On 31 May 2026, Sky announced that it had withdrawn from ownership of Sky News Arabia following an agreement with IMI, which also provided for the channel's continued usage of the Sky News brand.

==Broadcasting==
Sky News Arabia is broadcast to more than 50 million households in the MENA region on satellite and cable providers, as well as over the internet and mobile apps. It is available free-to-air on Nilesat 201, Arabsat, Hot Bird and Astra.

It is available in the United States, Canada, South America, Australia and New Zealand through myTV's platform. It is also available on Sky Channel 788 in the United Kingdom and Ireland.

==Facilities==
Sky News Arabia's headquarters are in Abu Dhabi's twofour54 media township. The technical integration process at the studio was carried out from April 2011 to February 2012 in collaboration with Television Systems Limited.

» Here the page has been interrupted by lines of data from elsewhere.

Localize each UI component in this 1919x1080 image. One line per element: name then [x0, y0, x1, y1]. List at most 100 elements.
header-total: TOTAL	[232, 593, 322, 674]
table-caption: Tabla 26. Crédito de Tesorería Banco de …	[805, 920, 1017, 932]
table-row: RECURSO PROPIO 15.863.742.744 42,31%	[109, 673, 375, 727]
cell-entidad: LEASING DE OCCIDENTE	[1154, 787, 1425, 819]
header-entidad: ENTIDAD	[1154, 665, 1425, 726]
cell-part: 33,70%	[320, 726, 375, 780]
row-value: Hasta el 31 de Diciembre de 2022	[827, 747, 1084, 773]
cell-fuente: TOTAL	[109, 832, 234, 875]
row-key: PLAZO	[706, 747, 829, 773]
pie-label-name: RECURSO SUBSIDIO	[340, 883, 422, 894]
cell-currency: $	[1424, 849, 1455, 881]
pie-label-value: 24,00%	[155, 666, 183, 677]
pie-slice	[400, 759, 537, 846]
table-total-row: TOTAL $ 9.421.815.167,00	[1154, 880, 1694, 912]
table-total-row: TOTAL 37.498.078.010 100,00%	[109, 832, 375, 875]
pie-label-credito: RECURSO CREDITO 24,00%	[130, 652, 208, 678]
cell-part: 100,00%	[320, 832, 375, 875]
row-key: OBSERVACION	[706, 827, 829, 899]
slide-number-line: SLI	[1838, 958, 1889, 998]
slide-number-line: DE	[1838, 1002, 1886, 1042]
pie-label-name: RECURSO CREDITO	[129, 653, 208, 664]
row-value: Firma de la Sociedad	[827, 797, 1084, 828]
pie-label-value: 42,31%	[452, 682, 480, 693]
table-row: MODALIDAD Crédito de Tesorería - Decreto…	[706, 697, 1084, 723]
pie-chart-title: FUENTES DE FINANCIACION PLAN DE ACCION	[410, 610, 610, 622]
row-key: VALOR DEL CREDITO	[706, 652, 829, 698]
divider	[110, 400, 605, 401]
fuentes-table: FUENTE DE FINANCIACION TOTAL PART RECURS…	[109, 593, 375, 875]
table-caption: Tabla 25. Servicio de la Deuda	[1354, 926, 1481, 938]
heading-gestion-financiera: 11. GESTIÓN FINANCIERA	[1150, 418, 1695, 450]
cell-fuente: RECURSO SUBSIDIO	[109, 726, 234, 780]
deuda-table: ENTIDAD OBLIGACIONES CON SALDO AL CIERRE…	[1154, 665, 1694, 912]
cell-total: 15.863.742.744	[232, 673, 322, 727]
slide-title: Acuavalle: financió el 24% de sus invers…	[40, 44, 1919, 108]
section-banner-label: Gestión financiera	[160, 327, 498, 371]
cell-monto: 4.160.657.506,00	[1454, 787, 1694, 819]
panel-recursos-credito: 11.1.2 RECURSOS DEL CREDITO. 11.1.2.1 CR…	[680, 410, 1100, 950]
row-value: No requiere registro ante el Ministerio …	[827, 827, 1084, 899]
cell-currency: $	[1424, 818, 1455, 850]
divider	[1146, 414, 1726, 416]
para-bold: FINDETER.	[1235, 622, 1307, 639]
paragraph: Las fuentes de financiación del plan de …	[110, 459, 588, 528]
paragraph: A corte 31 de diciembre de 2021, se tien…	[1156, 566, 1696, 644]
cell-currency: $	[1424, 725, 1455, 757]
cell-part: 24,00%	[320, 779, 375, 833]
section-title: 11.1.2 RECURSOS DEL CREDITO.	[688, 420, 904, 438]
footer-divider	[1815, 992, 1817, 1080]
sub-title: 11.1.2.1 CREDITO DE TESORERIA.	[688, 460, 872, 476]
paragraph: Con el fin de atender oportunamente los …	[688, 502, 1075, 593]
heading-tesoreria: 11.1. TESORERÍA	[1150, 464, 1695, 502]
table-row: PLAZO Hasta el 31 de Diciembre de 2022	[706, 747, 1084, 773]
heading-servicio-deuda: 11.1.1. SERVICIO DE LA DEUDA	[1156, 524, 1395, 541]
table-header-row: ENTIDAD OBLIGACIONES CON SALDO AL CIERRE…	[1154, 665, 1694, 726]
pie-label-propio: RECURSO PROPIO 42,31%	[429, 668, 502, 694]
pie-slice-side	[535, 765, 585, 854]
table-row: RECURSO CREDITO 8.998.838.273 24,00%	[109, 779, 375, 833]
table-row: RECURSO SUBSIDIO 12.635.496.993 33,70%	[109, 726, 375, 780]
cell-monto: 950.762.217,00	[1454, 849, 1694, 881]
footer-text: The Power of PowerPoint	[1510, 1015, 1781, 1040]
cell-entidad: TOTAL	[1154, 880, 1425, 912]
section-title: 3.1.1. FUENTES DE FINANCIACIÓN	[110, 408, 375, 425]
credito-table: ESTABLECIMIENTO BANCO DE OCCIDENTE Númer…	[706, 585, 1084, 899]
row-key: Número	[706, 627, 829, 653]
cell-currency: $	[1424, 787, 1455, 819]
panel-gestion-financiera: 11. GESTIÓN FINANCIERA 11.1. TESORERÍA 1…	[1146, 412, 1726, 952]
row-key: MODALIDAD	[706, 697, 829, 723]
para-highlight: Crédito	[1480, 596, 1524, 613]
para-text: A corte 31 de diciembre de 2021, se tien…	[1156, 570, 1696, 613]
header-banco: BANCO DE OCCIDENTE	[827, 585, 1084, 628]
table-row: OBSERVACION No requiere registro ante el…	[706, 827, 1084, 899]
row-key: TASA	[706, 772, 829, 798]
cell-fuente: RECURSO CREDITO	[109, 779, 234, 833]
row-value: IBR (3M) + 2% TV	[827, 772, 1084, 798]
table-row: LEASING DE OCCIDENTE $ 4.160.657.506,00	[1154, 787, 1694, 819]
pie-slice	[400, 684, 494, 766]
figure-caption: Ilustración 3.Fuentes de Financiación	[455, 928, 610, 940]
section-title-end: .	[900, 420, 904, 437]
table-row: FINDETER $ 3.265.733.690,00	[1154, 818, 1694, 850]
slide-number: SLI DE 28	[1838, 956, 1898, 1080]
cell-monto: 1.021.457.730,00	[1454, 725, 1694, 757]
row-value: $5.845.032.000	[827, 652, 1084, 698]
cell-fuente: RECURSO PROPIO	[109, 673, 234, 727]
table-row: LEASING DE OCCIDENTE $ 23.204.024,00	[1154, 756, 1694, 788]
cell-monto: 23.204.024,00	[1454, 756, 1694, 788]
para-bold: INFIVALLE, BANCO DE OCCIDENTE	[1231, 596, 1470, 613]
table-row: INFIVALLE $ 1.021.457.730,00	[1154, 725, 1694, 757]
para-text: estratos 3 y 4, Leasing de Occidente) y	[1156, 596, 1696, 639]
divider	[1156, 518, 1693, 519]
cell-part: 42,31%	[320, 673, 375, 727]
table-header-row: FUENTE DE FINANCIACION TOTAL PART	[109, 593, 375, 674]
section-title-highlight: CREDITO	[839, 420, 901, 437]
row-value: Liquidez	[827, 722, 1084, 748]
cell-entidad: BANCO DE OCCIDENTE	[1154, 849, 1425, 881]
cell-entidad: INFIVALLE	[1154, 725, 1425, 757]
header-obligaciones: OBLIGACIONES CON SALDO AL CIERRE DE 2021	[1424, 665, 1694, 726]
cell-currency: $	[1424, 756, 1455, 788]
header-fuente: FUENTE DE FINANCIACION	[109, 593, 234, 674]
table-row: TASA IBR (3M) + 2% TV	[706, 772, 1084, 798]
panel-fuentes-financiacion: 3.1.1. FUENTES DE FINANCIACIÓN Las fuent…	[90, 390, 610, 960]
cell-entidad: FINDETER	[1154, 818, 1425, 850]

The facility consists of one large single studio, which houses several permanent sets used for different programs. It also consists of a 10-meter-wide video wall.

== Content ==
At the time of its launch, Sky News Arabia claimed a commitment to independent reporting and avoiding partisan programming. However, concerns were raised about the joint venture with Sheikh Mansour affecting its editorial independence. The network announced that it would be governed under a six-member editorial advisory committee charged with oversight of its editorial output, including two executives from News Corporation and the executive editors of Sky News and The Times.

In 2017, amid the Qatar diplomatic crisis, Sky News Arabia aired an Emirati-backed documentary alleging links between Qatar's government and al-Qaeda member Khalid Sheikh Mohammed. The official Qatar News Agency, which claimed to have been hacked prior to the onset of the diplomatic crisis, later tapped law firm Carter-Ruck to file a complaint to UK media regulator Ofcom against Sky News Arabia and Saudi-owned Al Arabiya for "violating impartiality code and accuracy in news' sourcing". The channel's coverage of the assassination of Jamal Khashoggi in 2018 was largely critical of Qatar and supportive of the government of Saudi Arabia.

In November 2025, the government of Sudan banned Sky News Arabia from operating inside Sudan after a Sky News Arabia report claimed the security and humanitarian situation had stabilised after the capture of El Fasher by the rebel Rapid Support Forces (RSF), after having sent a reporter to El Fasher who was married to a senior official in the RSF parallel government. Subsequent reports by Sky News Arabia denied that there was evidence on the ground for the El Fasher massacre. Accusations of propaganda and genocide denial by Sky News Arabia prompted Sky to consider the termination of its joint venture with IMI.

On 16 September 2026, Algerian authorities withdrew the accreditation of the Algiers bureau of Sky News Arabia. The decision came days after Algeria announced the severance of diplomatic relations with the United Arab Emirates.